Third-Order Game Design Features Relevant to Learning Basic Mathematics
[2] Design Principle
Learning about and coming to appreciate design and design principles is core in the learning experience.
[8] Identity Principle Learning involves taking on and playing with identities in such a way that the learner has real choices (in developing the virtual identity) and ample op­portunity to meditate on the relationship between new identities and old ones. There is a tripartite play of identities as learners relate, and reflect on, their multiple real-world identities, a virtual identity, and a projective identity.
[21] “Material Intelligence” Principle Thinking, problem solving, and knowledge are “stored” in material objects and the environment. This frees learners to engage their minds with other things whole combining the results of their own thinking with the knowledge stored in material objects and the environment to achieve yet more powerful effects.
[22] Intuitive Knowledge Principle Intuitive or tacit knowledge built up in repeated practice and experience, often in association with an affinity group, counts a great deal and is honored.
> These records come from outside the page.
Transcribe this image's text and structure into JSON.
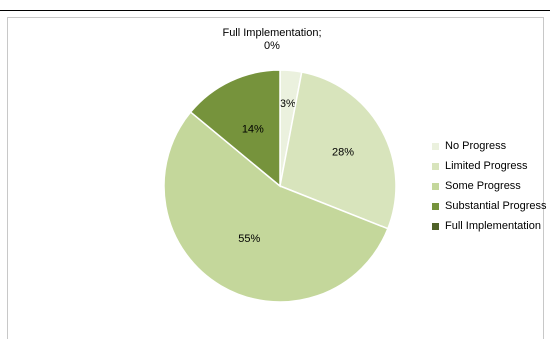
{
  "chart_data": {
    "type": "pie",
    "title": "",
    "categories": [
      "No Progress",
      "Limited Progress",
      "Some Progress",
      "Substantial Progress",
      "Full Implementation"
    ],
    "values": [
      3,
      28,
      55,
      14,
      0
    ],
    "data_labels": [
      "3%",
      "28%",
      "55%",
      "14%",
      "Full Implementation;\n0%"
    ],
    "colors": [
      "#ebf1de",
      "#d8e4bc",
      "#c4d79b",
      "#76933c",
      "#4f6228"
    ],
    "legend_position": "right"
  }
}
Not just verbal and conscious knowledge is rewarded.
[30] Cultural Models about the World Principle Learning is set up in such a way that learners come to think consciously and reflectively about some of their cultural models regarding the world, without denigration of their identities, abilities, or social affiliations, and juxtapose them to new models that may conflict with or otherwise relate to them in vari­ous ways.
[31] Cultural Models about Learning Principle Learning is set up in such a way that learners come to think consciously and reflectively about their cultural models of learning and themselves as learn­ers, without denigration of their identities, abilities, or social affiliations, and juxtapose them to new models of learning and themselves as learners.
[32] Cultural Models about Semiotic Domains Principle Learning is set up in such a way that learners come to think consciously and reflectively about their cultural models about a particular semiotic domain, without denigration of their identities, abilities, or social affiliations, and jux­tapose them to new models about this domain.
[33] Distributed Principle Meaning/knowledge is distributed across the learner, objects, tools, symbols, technologies, and the environment.